Weil Schönheit zerbrechlich ist

Während den Ferien in Frankreich kam die Designerin Jacqueline Lalive erstmals mit Porzellan in Berührung. Zurück in Zürich vertiefte sie sich in den Werkstätten der ZHdK in die Möglichkeiten und Techniken des Materials. Das Zerbrechliche und Hochwertige faszinieren sie ebenso wie die geforderte Sorgfalt und Geduld in der Herstellung. Porzellan mit Farbpigment in den verschiedensten Konzentrationen, durch und durch gefärbt. Innen sowie die oberen Aussenseiten sind komplett glanzglasiert, und bei den Restteilen spielt Jacqueline mit partieller Glasur. Dies alles, plus Einrichtungen und Yoga, tuen ihr in dieser hektischen Gegenwart besonders gut, erklärt sie.

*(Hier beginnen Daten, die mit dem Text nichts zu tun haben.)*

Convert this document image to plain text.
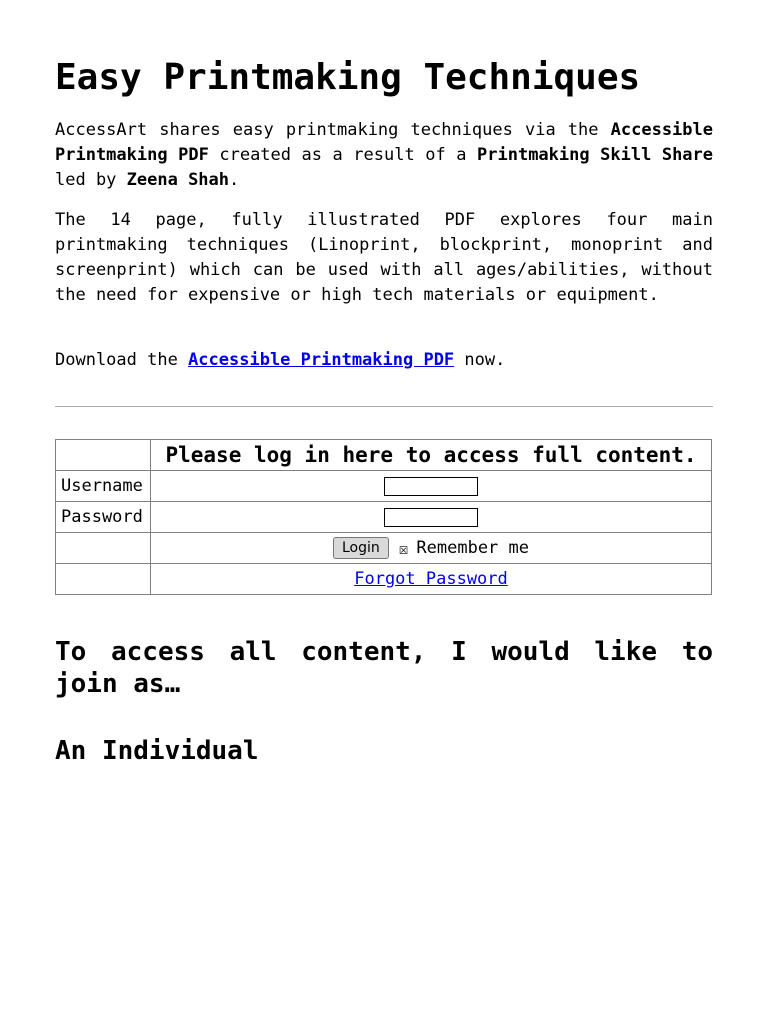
Easy Printmaking Techniques

AccessArt shares easy printmaking techniques via the Accessible Printmaking PDF created as a result of a Printmaking Skill Share led by Zeena Shah.

The 14 page, fully illustrated PDF explores four main printmaking techniques (Linoprint, blockprint, monoprint and screenprint) which can be used with all ages/abilities, without the need for expensive or high tech materials or equipment.

Download the Accessible Printmaking PDF now.

	Please log in here to access full content.
Username	
Password	
	Login ☒ Remember me
	Forgot Password
To access all content, I would like to join as…
An Individual
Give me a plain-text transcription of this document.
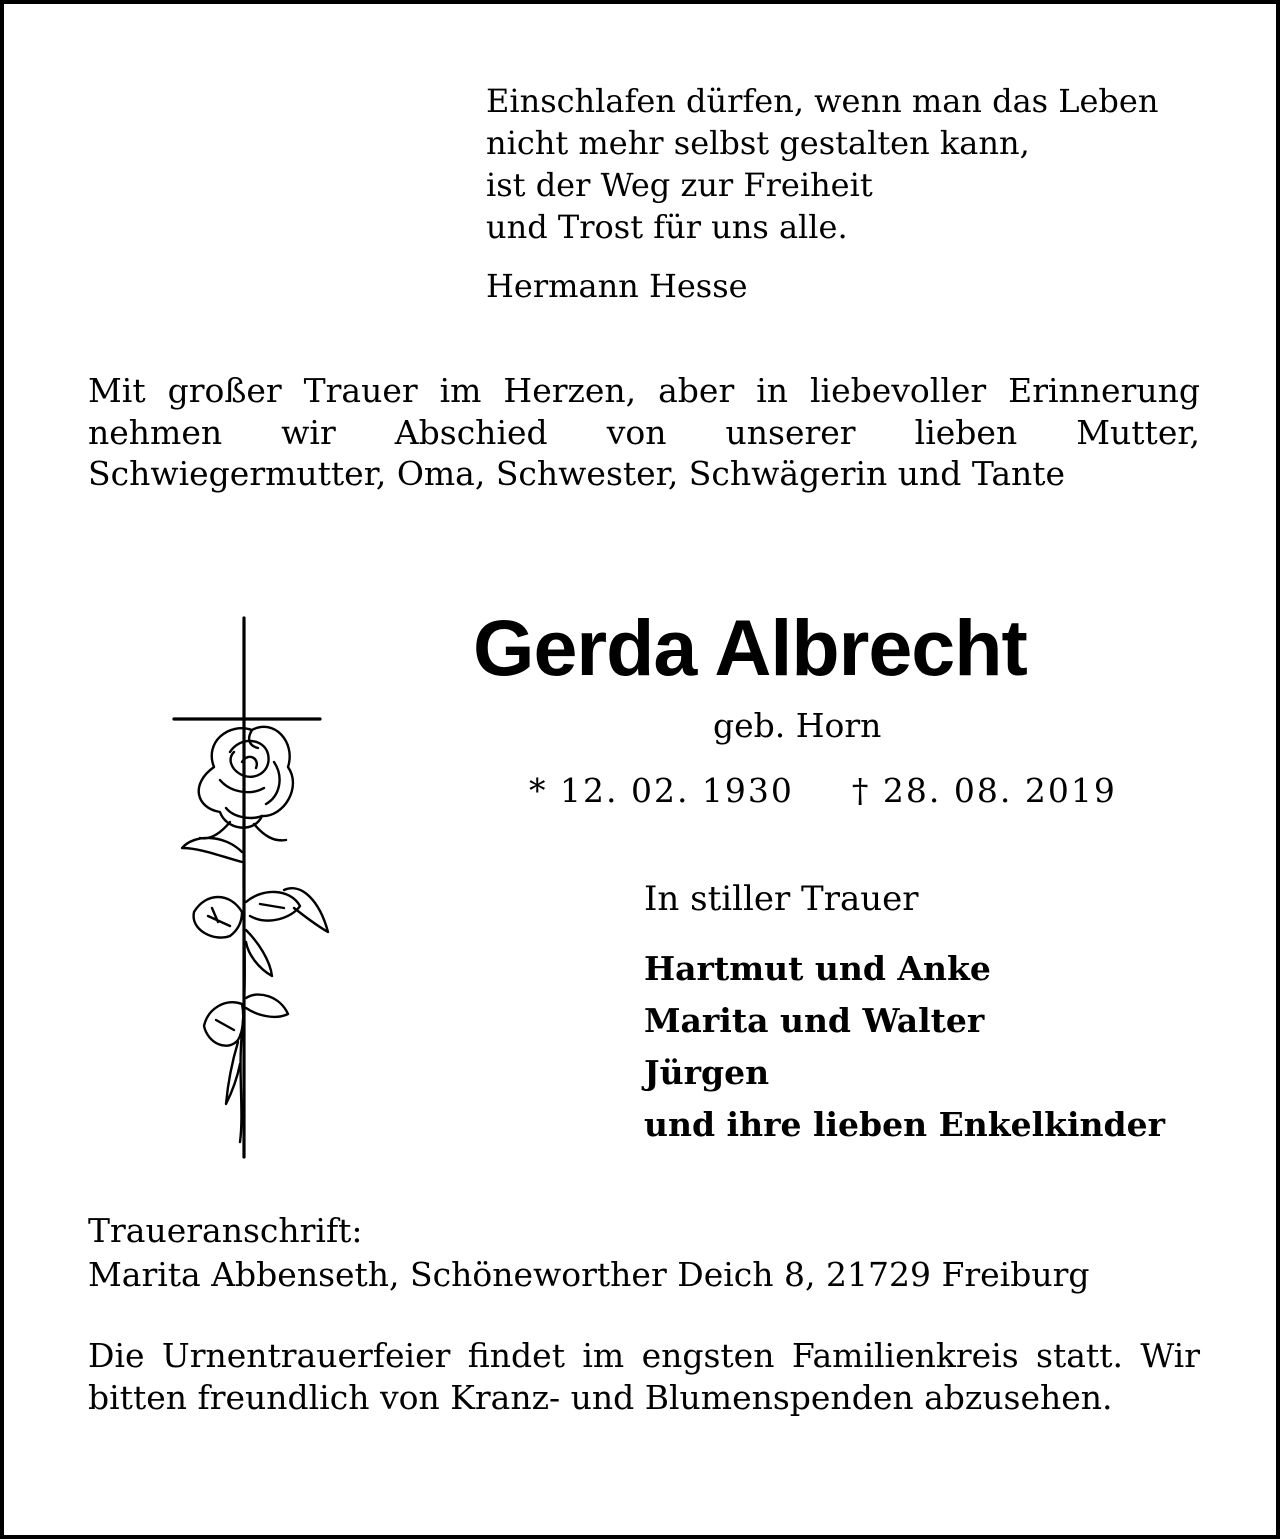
Einschlafen dürfen, wenn man das Leben
nicht mehr selbst gestalten kann,
ist der Weg zur Freiheit
und Trost für uns alle.

Hermann Hesse

Mit großer Trauer im Herzen, aber in liebevoller Erinnerung nehmen wir Abschied von unserer lieben Mutter, Schwiegermutter, Oma, Schwester, Schwägerin und Tante

Gerda Albrecht

geb. Horn

* 12. 02. 1930 † 28. 08. 2019

In stiller Trauer

Hartmut und Anke
Marita und Walter
Jürgen
und ihre lieben Enkelkinder

Traueranschrift:

Marita Abbenseth, Schöneworther Deich 8, 21729 Freiburg

Die Urnentrauerfeier findet im engsten Familienkreis statt. Wir bitten freundlich von Kranz- und Blumenspenden abzusehen.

Was ist Jacqueline Lalive?
Ein Experiment.

Wie bist du zur Keramik gekommen?
In einer Ferienwoche in Frankreich arbeitete ich das erste Mal mit Porzellan, und seither hat mich die Faszination nicht mehr losgelassen. Ich belegte Kurse an der ZHdK, um tief in die Materie und deren Möglichkeiten eintauchen zu können. Das Zerbrechliche und Hochwertige reizen mich sehr. Die vom Material geforderte Sorgfalt und Langsamkeit im Umgang tun in der hektischen Gegenwart gut. BECAUSE BEAUTY IS FRAGILE!

Stripey Family Beauty

Wie sah der erste Schritt in die Selbständigkeit aus?
Das war nicht strategisch geplant, als Designerin hätte ich mich in den verschiedensten Richtungen entwickeln können. Aber topmotiviert durch die gute Resonanz auf meine Keramikarbeiten, hat sich die Selbständigkeit Schritt für Schritt wie von selbst ergeben. Vielleicht gehe ich auch mal Zickzackschritte, die mir andere Tore öffnen.

Wer gehört zum Team?
Nur ich… Und viele Freunde, die ich immer wieder um kritischen Rat fragen darf. 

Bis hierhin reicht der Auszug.